At our company, I have been given the task to develop a Mobile Application (iOS, Android and in the future, maybe Windows). Given those devices, it's likely that we'll have a high number of installations spread over all those devices.
Off course, for a mobile application it's very important to be responsive, so therefore we've decided to move from a classic SQL Environment (SQL Server) to a No-Sql (MongoDB) solution.
We've chosen this approach because the platform is highly scaleable which can come in handy in the future.
You need to know that I'm totally new to the No-Sql story, so don't blame me on eventual dumb questions, I'm here to learn the best practices.
Let's start by looking at the data that I do need to import.
The application which our company is developing is an application to browse through a catalogue of articles which can potentially be purchased. There's a specific hierarchy of those articles which I'll try to explain in the image below:
To explain the image above a bit in words:
1 have a classification on the root level (for example - kitchen articles), under which I can have (not mandatory) another classification (for example knives). This goes for 4 levels deep.
Under each classification I can have an Article Group, (for example: knife, steel, black), and then under each article group, I always have some articles (for example: Blade: 20cm, Blade: 22cm, Blade 24cm).
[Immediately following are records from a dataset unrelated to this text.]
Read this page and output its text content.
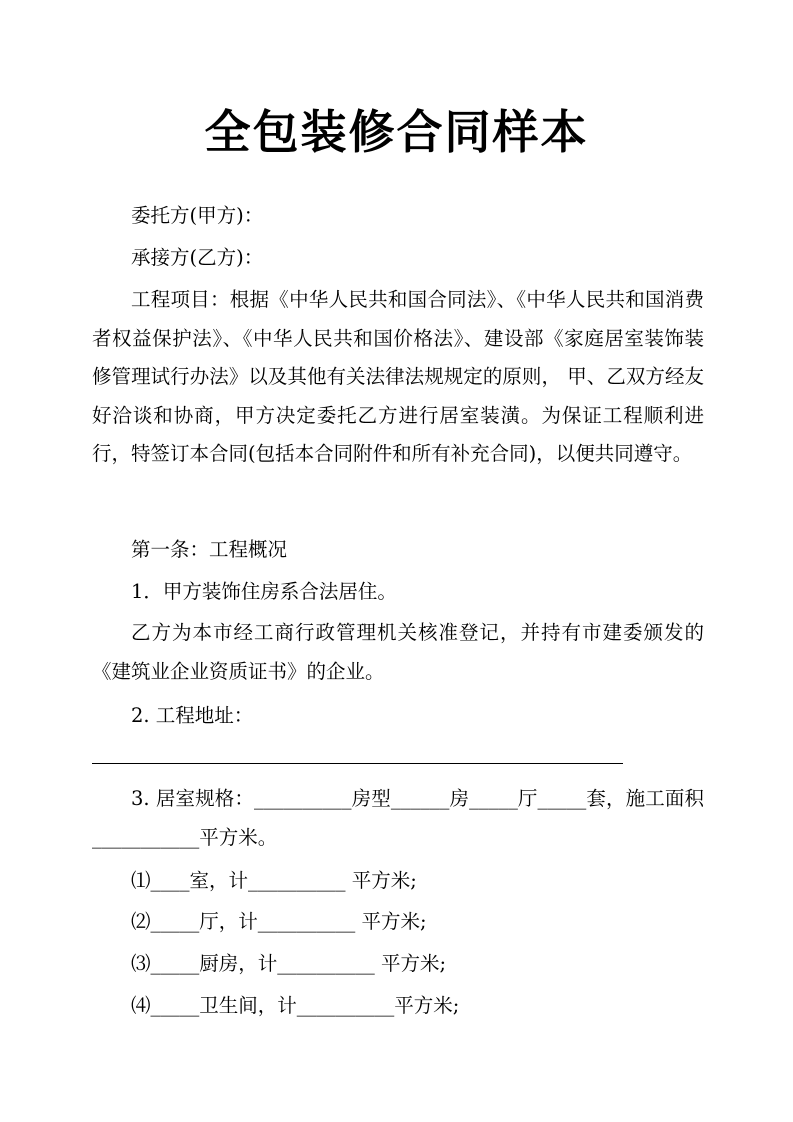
全包装修合同样本
委托方(甲方)：
承接方(乙方)：

工程项目：根据《中华人民共和国合同法》、《中华人民共和国消费者权益保护法》、《中华人民共和国价格法》、建设部《家庭居室装饰装修管理试行办法》以及其他有关法律法规规定的原则， 甲、乙双方经友好洽谈和协商，甲方决定委托乙方进行居室装潢。为保证工程顺利进行，特签订本合同(包括本合同附件和所有补充合同)，以便共同遵守。

第一条：工程概况
1．甲方装饰住房系合法居住。

乙方为本市经工商行政管理机关核准登记，并持有市建委颁发的《建筑业企业资质证书》的企业。

2. 工程地址：

3. 居室规格：__________房型______房_____厅_____套，施工面积___________平方米。

⑴____室，计__________ 平方米;
⑵_____厅，计__________ 平方米;
⑶_____厨房，计__________ 平方米;
⑷_____卫生间，计__________平方米;
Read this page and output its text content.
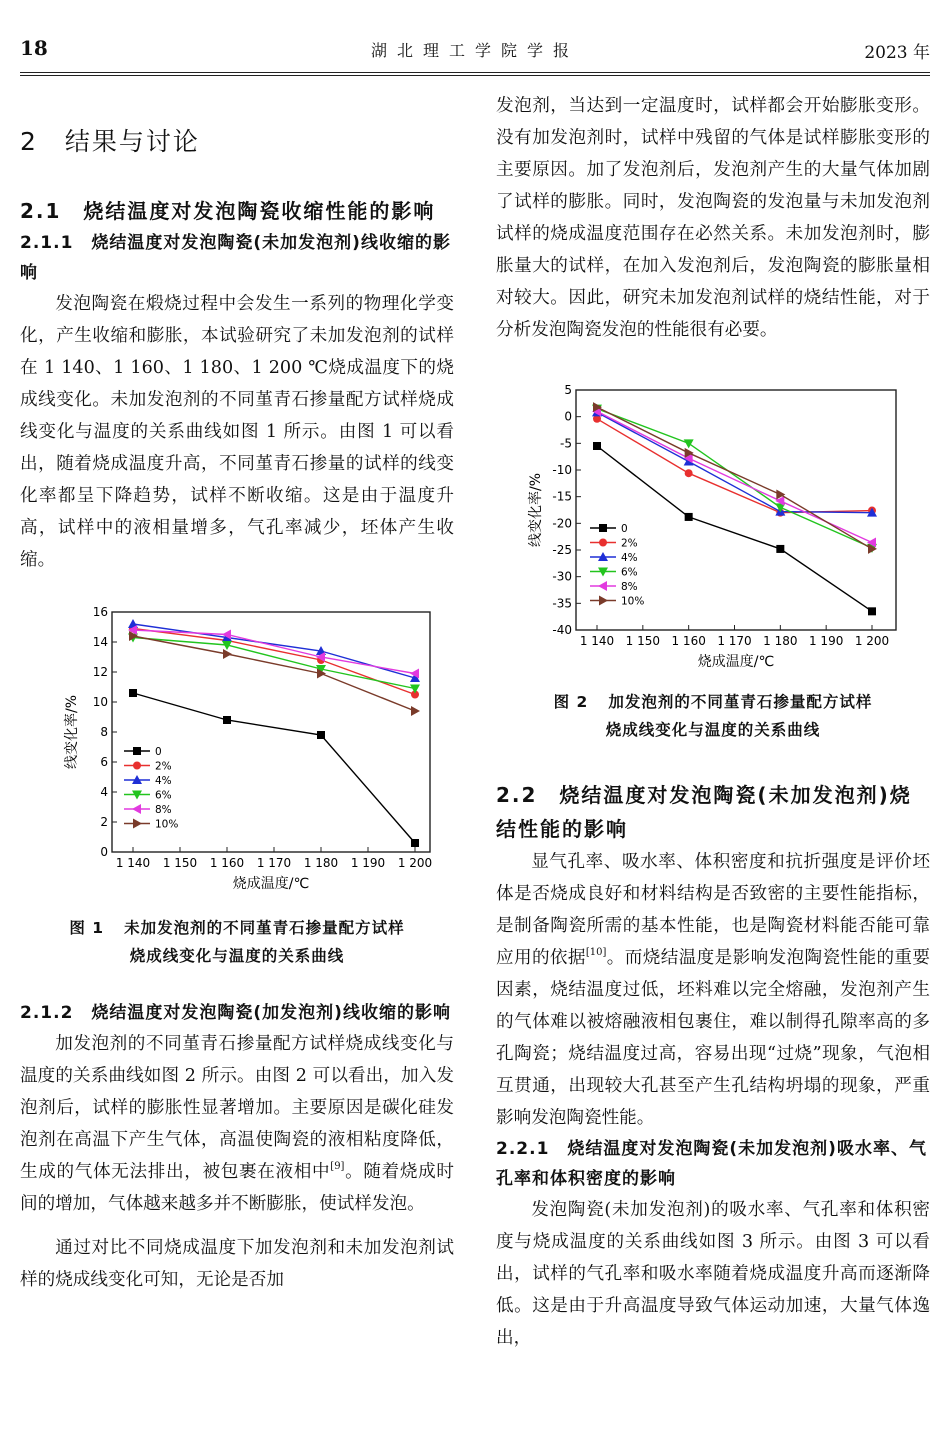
18	湖北理工学院学报	2023 年
2　结果与讨论
2.1　烧结温度对发泡陶瓷收缩性能的影响
2.1.1　烧结温度对发泡陶瓷(未加发泡剂)线收缩的影响

发泡陶瓷在煅烧过程中会发生一系列的物理化学变化，产生收缩和膨胀，本试验研究了未加发泡剂的试样在 1 140、1 160、1 180、1 200 ℃烧成温度下的烧成线变化。未加发泡剂的不同堇青石掺量配方试样烧成线变化与温度的关系曲线如图 1 所示。由图 1 可以看出，随着烧成温度升高，不同堇青石掺量的试样的线变化率都呈下降趋势，试样不断收缩。这是由于温度升高，试样中的液相量增多，气孔率减少，坯体产生收缩。

0
2
4
6
8
10
12
14
16
1 140 1 150 1 160 1 170 1 180 1 190 1 200
烧成温度/℃
线变化率/%	0
2%
4%
6%
8%
10%
图 1 未加发泡剂的不同堇青石掺量配方试样
烧成线变化与温度的关系曲线
2.1.2　烧结温度对发泡陶瓷(加发泡剂)线收缩的影响

加发泡剂的不同堇青石掺量配方试样烧成线变化与温度的关系曲线如图 2 所示。由图 2 可以看出，加入发泡剂后，试样的膨胀性显著增加。主要原因是碳化硅发泡剂在高温下产生气体，高温使陶瓷的液相粘度降低，生成的气体无法排出，被包裹在液相中[9]。随着烧成时间的增加，气体越来越多并不断膨胀，使试样发泡。

通过对比不同烧成温度下加发泡剂和未加发泡剂试样的烧成线变化可知，无论是否加

发泡剂，当达到一定温度时，试样都会开始膨胀变形。没有加发泡剂时，试样中残留的气体是试样膨胀变形的主要原因。加了发泡剂后，发泡剂产生的大量气体加剧了试样的膨胀。同时，发泡陶瓷的发泡量与未加发泡剂试样的烧成温度范围存在必然关系。未加发泡剂时，膨胀量大的试样，在加入发泡剂后，发泡陶瓷的膨胀量相对较大。因此，研究未加发泡剂试样的烧结性能，对于分析发泡陶瓷发泡的性能很有必要。

5
0
-5
-10
-15
-20
-25
-30
-35
-40
1 140 1 150 1 160 1 170 1 180 1 190 1 200
烧成温度/℃
线变化率/%	0
2%
4%
6%
8%
10%
图 2 加发泡剂的不同堇青石掺量配方试样
烧成线变化与温度的关系曲线
2.2　烧结温度对发泡陶瓷(未加发泡剂)烧结性能的影响

显气孔率、吸水率、体积密度和抗折强度是评价坯体是否烧成良好和材料结构是否致密的主要性能指标，是制备陶瓷所需的基本性能，也是陶瓷材料能否能可靠应用的依据[10]。而烧结温度是影响发泡陶瓷性能的重要因素，烧结温度过低，坯料难以完全熔融，发泡剂产生的气体难以被熔融液相包裹住，难以制得孔隙率高的多孔陶瓷；烧结温度过高，容易出现“过烧”现象，气泡相互贯通，出现较大孔甚至产生孔结构坍塌的现象，严重影响发泡陶瓷性能。

2.2.1　烧结温度对发泡陶瓷(未加发泡剂)吸水率、气孔率和体积密度的影响

发泡陶瓷(未加发泡剂)的吸水率、气孔率和体积密度与烧成温度的关系曲线如图 3 所示。由图 3 可以看出，试样的气孔率和吸水率随着烧成温度升高而逐渐降低。这是由于升高温度导致气体运动加速，大量气体逸出，
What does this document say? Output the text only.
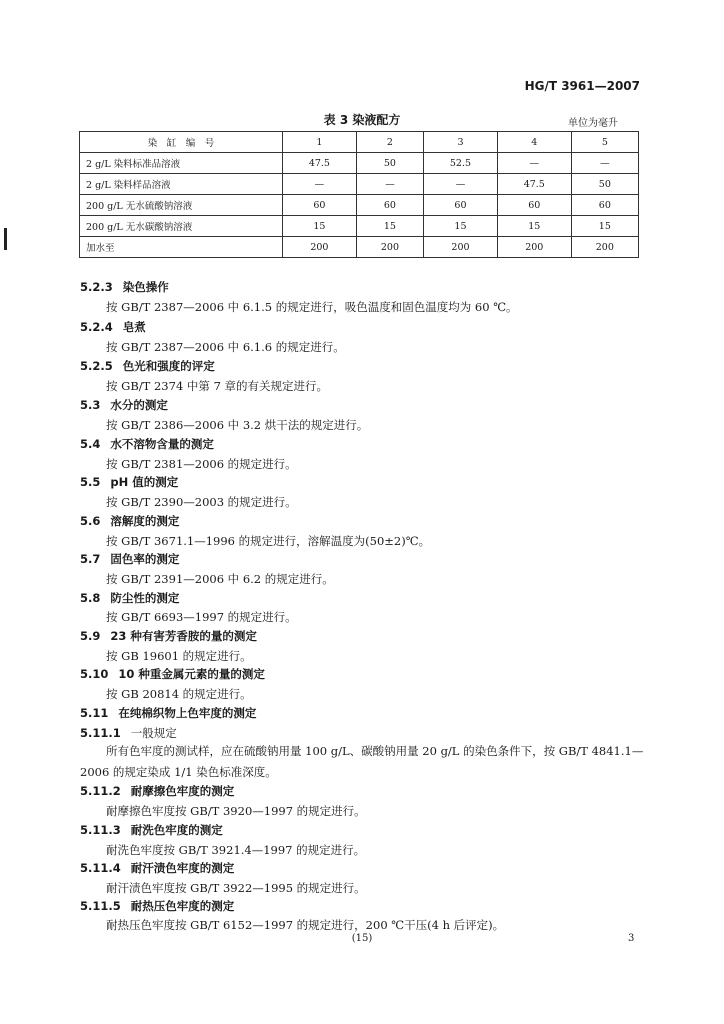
HG/T 3961—2007
表 3 染液配方	单位为毫升
染　缸　编　号	1	2	3	4	5
2 g/L 染料标准品溶液	47.5	50	52.5	—	—
2 g/L 染料样品溶液	—	—	—	47.5	50
200 g/L 无水硫酸钠溶液	60	60	60	60	60
200 g/L 无水碳酸钠溶液	15	15	15	15	15
加水至	200	200	200	200	200
5.2.3 染色操作
按 GB/T 2387—2006 中 6.1.5 的规定进行，吸色温度和固色温度均为 60 ℃。
5.2.4 皂煮
按 GB/T 2387—2006 中 6.1.6 的规定进行。
5.2.5 色光和强度的评定
按 GB/T 2374 中第 7 章的有关规定进行。
5.3 水分的测定
按 GB/T 2386—2006 中 3.2 烘干法的规定进行。
5.4 水不溶物含量的测定
按 GB/T 2381—2006 的规定进行。
5.5 pH 值的测定
按 GB/T 2390—2003 的规定进行。
5.6 溶解度的测定
按 GB/T 3671.1—1996 的规定进行，溶解温度为(50±2)℃。
5.7 固色率的测定
按 GB/T 2391—2006 中 6.2 的规定进行。
5.8 防尘性的测定
按 GB/T 6693—1997 的规定进行。
5.9 23 种有害芳香胺的量的测定
按 GB 19601 的规定进行。
5.10 10 种重金属元素的量的测定
按 GB 20814 的规定进行。
5.11 在纯棉织物上色牢度的测定
5.11.1 一般规定
所有色牢度的测试样，应在硫酸钠用量 100 g/L、碳酸钠用量 20 g/L 的染色条件下，按 GB/T 4841.1—2006 的规定染成 1/1 染色标准深度。
5.11.2 耐摩擦色牢度的测定
耐摩擦色牢度按 GB/T 3920—1997 的规定进行。
5.11.3 耐洗色牢度的测定
耐洗色牢度按 GB/T 3921.4—1997 的规定进行。
5.11.4 耐汗渍色牢度的测定
耐汗渍色牢度按 GB/T 3922—1995 的规定进行。
5.11.5 耐热压色牢度的测定
耐热压色牢度按 GB/T 6152—1997 的规定进行，200 ℃干压(4 h 后评定)。
(15)	3
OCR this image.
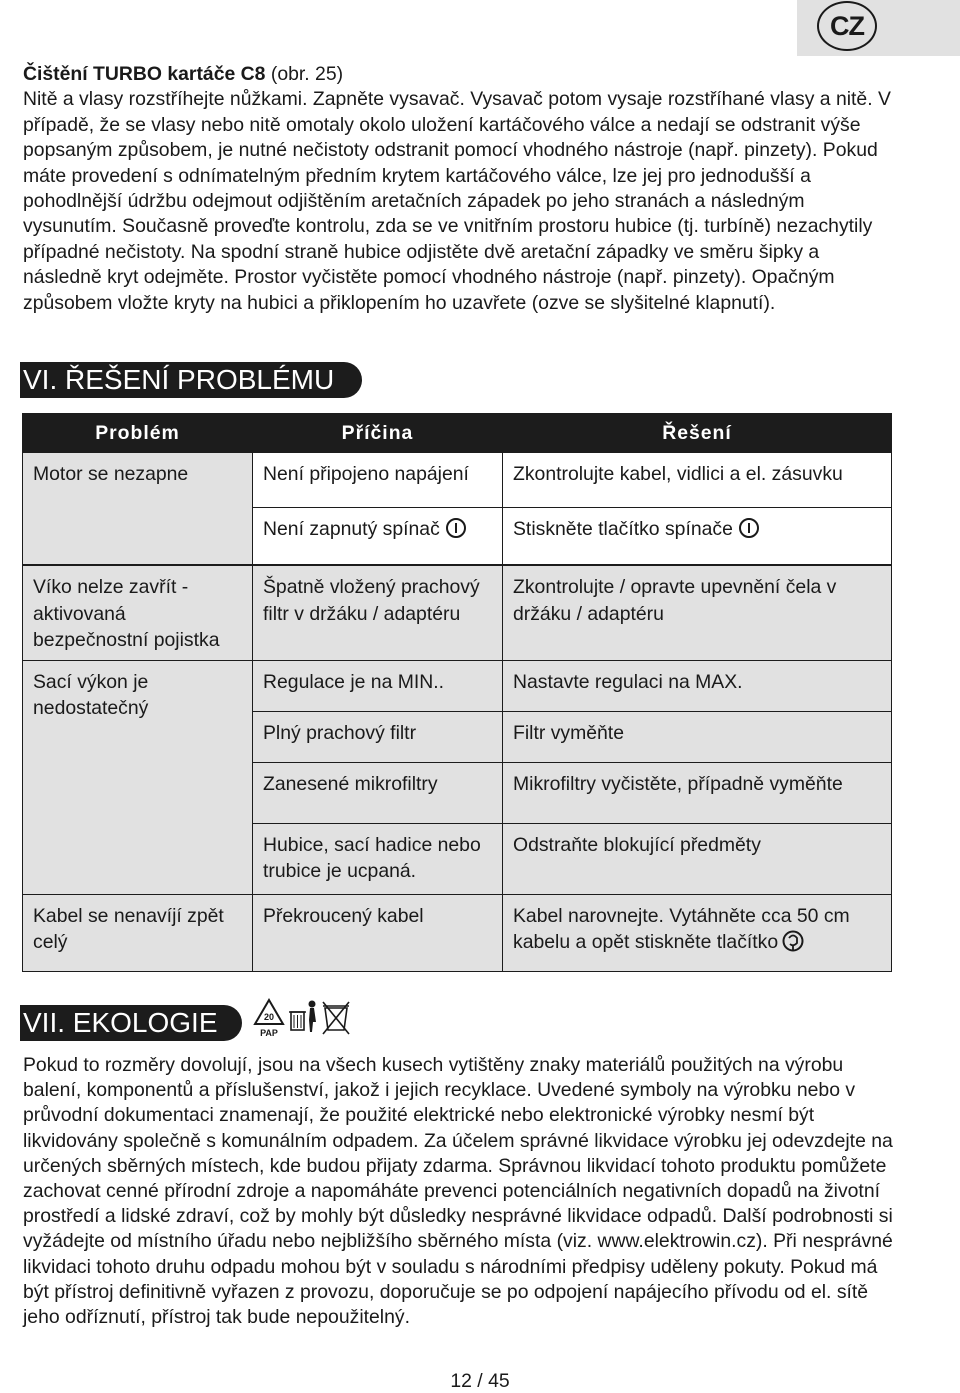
CZ

Čištění TURBO kartáče C8 (obr. 25)
Nitě a vlasy rozstříhejte nůžkami. Zapněte vysavač. Vysavač potom vysaje rozstříhané vlasy a nitě. V případě, že se vlasy nebo nitě omotaly okolo uložení kartáčového válce a nedají se odstranit výše popsaným způsobem, je nutné nečistoty odstranit pomocí vhodného nástroje (např. pinzety). Pokud máte provedení s odnímatelným předním krytem kartáčového válce, lze jej pro jednodušší a pohodlnější údržbu odejmout odjištěním aretačních západek po jeho stranách a následným vysunutím. Současně proveďte kontrolu, zda se ve vnitřním prostoru hubice (tj. turbíně) nezachytily případné nečistoty. Na spodní straně hubice odjistěte dvě aretační západky ve směru šipky a následně kryt odejměte. Prostor vyčistěte pomocí vhodného nástroje (např. pinzety). Opačným způsobem vložte kryty na hubici a přiklopením ho uzavřete (ozve se slyšitelné klapnutí).

VI. ŘEŠENÍ PROBLÉMU
Problém	Příčina	Řešení
Motor se nezapne	Není připojeno napájení	Zkontrolujte kabel, vidlici a el. zásuvku
	Není zapnutý spínač	Stiskněte tlačítko spínače
Víko nelze zavřít - aktivovaná bezpečnostní pojistka	Špatně vložený prachový filtr v držáku / adaptéru	Zkontrolujte / opravte upevnění čela v držáku / adaptéru
Sací výkon je nedostatečný	Regulace je na MIN..	Nastavte regulaci na MAX.
	Plný prachový filtr	Filtr vyměňte
	Zanesené mikrofiltry	Mikrofiltry vyčistěte, případně vyměňte
	Hubice, sací hadice nebo trubice je ucpaná.	Odstraňte blokující předměty
Kabel se nenavíjí zpět celý	Překroucený kabel	Kabel narovnejte. Vytáhněte cca 50 cm kabelu a opět stiskněte tlačítko
VII. EKOLOGIE	20
PAP

Pokud to rozměry dovolují, jsou na všech kusech vytištěny znaky materiálů použitých na výrobu balení, komponentů a příslušenství, jakož i jejich recyklace. Uvedené symboly na výrobku nebo v průvodní dokumentaci znamenají, že použité elektrické nebo elektronické výrobky nesmí být likvidovány společně s komunálním odpadem. Za účelem správné likvidace výrobku jej odevzdejte na určených sběrných místech, kde budou přijaty zdarma. Správnou likvidací tohoto produktu pomůžete zachovat cenné přírodní zdroje a napomáháte prevenci potenciálních negativních dopadů na životní prostředí a lidské zdraví, což by mohly být důsledky nesprávné likvidace odpadů. Další podrobnosti si vyžádejte od místního úřadu nebo nejbližšího sběrného místa (viz. www.elektrowin.cz). Při nesprávné likvidaci tohoto druhu odpadu mohou být v souladu s národními předpisy uděleny pokuty. Pokud má být přístroj definitivně vyřazen z provozu, doporučuje se po odpojení napájecího přívodu od el. sítě jeho odříznutí, přístroj tak bude nepoužitelný.

12 / 45
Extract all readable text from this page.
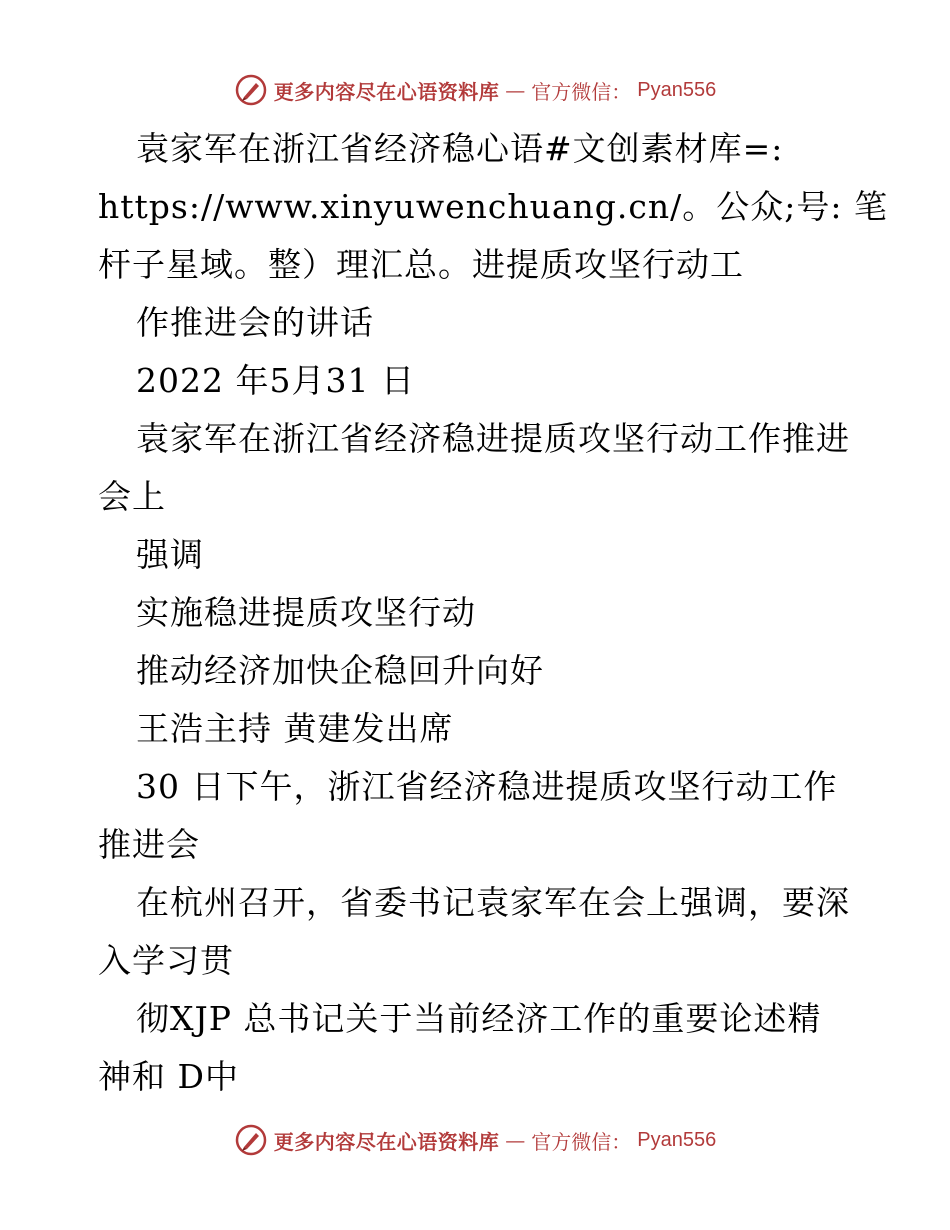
更多内容尽在心语资料库 — 官方微信： Pyan556
袁家军在浙江省经济稳心语#文创素材库=:
https://www.xinyuwenchuang.cn/。公众;号: 笔
杆子星域。整）理汇总。进提质攻坚行动工
作推进会的讲话
2022 年5月31 日
袁家军在浙江省经济稳进提质攻坚行动工作推进
会上
强调
实施稳进提质攻坚行动
推动经济加快企稳回升向好
王浩主持 黄建发出席
30 日下午，浙江省经济稳进提质攻坚行动工作
推进会
在杭州召开，省委书记袁家军在会上强调，要深
入学习贯
彻XJP 总书记关于当前经济工作的重要论述精
神和 D中
更多内容尽在心语资料库 — 官方微信： Pyan556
To give you an idea about the knife, see the following Json (I'll try to explain it the best possible way):
{
"Name":"Kitchen",
"Classifications":[
{
"Name":"Knives",
"Article Groups":[
{
"Name":"Knive Steel Black",
"Articles":[
{
"ArticleGTIN":"684351654984"
}
]
}
]
}
]
}
This is roughly how the data is stuctured. One more thing which is very important is that articles can have multiple properties.
Below is a snippet of just an article with some properties on it:
{
"ArticleGTIN":"984651164",
"Properties":[
{
"Name":"Length",
"Value":"20cm",
},
{
"Name":"Hardness",
"Value":"1",
}
]
}
Now, for the application, I need to be able through the catalogue, thus:
- Seeing all the classifications on the root level.
- If a classification is selected, see all child classifications.
- For each an every classification, I need to be able to view the article groups.
- For each an every article group, I need to be able to view the articles.
- Most important: I need to be able to filter at all the given properties for an example. By this I mean that I must be able to say: find me all knives with a hardness >= 2 and where the Length is at least 10cm (I think you get the point). It's kind of a filter like the search on Amazon:
The problem which I'm facing is that I don't know exactely how I should store my data to keep my application as performant as possible. I do have a couple of options in mind:
One big collection named "Classifications" in which everything is stored. So, one 'parent' node and all child nodes under it (see diagram above).
Many small collection with each entry in a collection referring to another colletion, for example, a collection with classifications and then another collection with article groups. Each article group does hold a reference (based on an 'Id' field with the correct classification).
Create collections that matches the data exposed on the application. For example the search, I can create a collection with only articles and their given properties.
...
I hope that someone can give an answer on what's best suited here.
One more thing on which I'm looking for answer. To use the application, you need to be authenticated. For that I was using Microsoft Authentication Framework (Entity Framework, SQL Server). Is it best to keep this, and thus mixing SQL Server and MongoDB or is it better to store everything in a single database technology?
Note: I'm looking for facts and best practices. Please include a why or why-not in your answer so that I can make the best decesion based on the given answers.